If you are ever having students compare and contrast more than two items, you might want to consider having students rank those items instead of using a Venn Diagram.
How Does This Work in the Classroom?
When we rank things, we are really comparing and contrasting them (usually deciding which one is the best or the worst) using a certain set of criteria. Having students rank things in the classroom encourages them to compare and contrast in a fun way.
The most important part of this activity, however, is having students explain, justify, or defend their reasoning. When students explain why one item received a higher tanking then another, they are comparing and contrasting at a much higher level than when they simply tell how something is alike or different.
Depending on the topic you’ve given them to rank, there might not be one right answer, so having them justify their reasoning becomes even more important.
This activity can be completed several ways, depending on how much time you want to spend and whether or not you want to take a grade.
1. You could have partners or small groups discuss their rankings with each other, and then share out with the class.
2. You could have individuals write down their rankings on a blank sheet of notebook paper with a short paragraph explaining their reasoning.
3. You could have small groups create a poster and prepare a presentation explaining their rankings.
However you decide to do this, it is a very low prep compare and contrast activity. Really, all you need is the right question to have your students come up with thoughtful rankings!
Fiction Topics: Ideas for Including Rankings in Your Lessons
Below are some ideas and questions you can use to include this ranking activity while studying literature with your 3rd grade, 4th grade, or 5th grade students.
• Which character from the book would you most like to be friends with? Rank the characters from the one you would MOST like to be friends with to the one you would LEAST like to be friends with. Explain your reasoning.
• Of the books we have read, which character had the hardest problem to solve? Rank the characters in order from which one had the HARDEST problem to solve to which one had the EASIEST problem to solve. Justify your answer.

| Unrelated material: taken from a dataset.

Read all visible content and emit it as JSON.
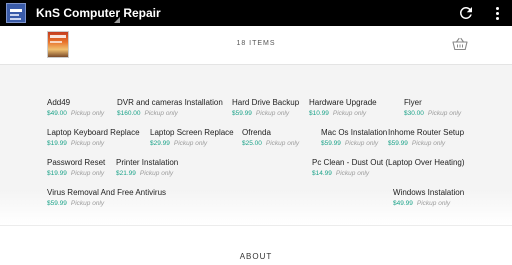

• Which setting from the book (or books) would be the easiest to survive in? Rank the settings in order from EASIEST to survive in to HARDEST to survive in. Explain our reasoning.
• Of the books we have read, which author provided the most interesting details? Rank the authors in order from the one that provided the MOST interesting details to the one the provided the LEAST interesting details. Explain your reasoning.
• What type of figurative language has the biggest impact on a fiction story? Rank the figurative language in order from MOST impact to LEAST impact. Explain your reasoning.
• Which character in the book changed the most? Rank the characters in order from MOST changed to LEAST changed. Explain your answer.
Nonfiction Topics: Ideas for Including Rankings in Your Lessons
Below are some ideas on how to include this ranking activity within nonfiction topics you are already studying with your 3rd grade, 4th grade, or 5th grade students.
• Which biome would you prefer to live in? Rank them in order from the biome you would MOST prefer to live in to the biome you would LEAST prefer to live in. Explain your reasoning.
• Which biome gets the most amount of precipitation? Rank the biomes in order from MOST precipitation to the LEAST precipitation. Explain your reasoning.
• Which biome is the safest to live in? Rank them in order from the MOST safe to the LEAST safe. Explain your reasoning.
• Which planet would be the easiest to survive on? Rank the planets in order from the EASIEST to survive on to the HARDEST to survive on. Explain your reasoning.
• Which planet has the most moons? Rank the planets in order from the MOST moons to the LEAST moons. Defend your answer.
• What is the most important stage in a frog’s life cycle? Rank the stages in order from MOST important to LEAST important. Defend your reasoning.
• What stage in a monarch butterfly’s life cycle is the shortest? Rank the stages from SHORTEST to LONGEST. Explain your answer.
• Which animal has the best camouflage? Rank the animals in order from BEST camouflage to WORST camouflage. Defend your reasoning.
• Which animal is the most dangerous? Rank the animals in order from MOST dangerous to LEAST dangerous. Justify your answer.
• Which animals would make the best pet? Rank the animals in order from the BEST pet to the WORST pet.
• Which event in history had the biggest effect on people today? Rank the events in order from the BIGGEST effect to the LEAST effect. Defend your reasoning.
• Which person in history would make the best friend? Rank the people in order from making the BEST friend to making the WORST friend. Explain your answer.
• Which landform would be the easiest so survive on? Rank the landforms in order from the EASIEST to survive on to the HARDEST to survive on. Explain your answer.
• Which type of map would you prefer to have if you were lost in the middle of a desert. Rank the types of maps in order from the one you would MOST prefer to the one you would LEAST prefer. Explain your answer.
• Which branch of government has the most power? Rank the branches of government in order from MOST power to LEAST power. Defend your reasoning.
• What is your most important responsibility as a citizen? Rank your responsibilities in order from MOST important to LEAST important.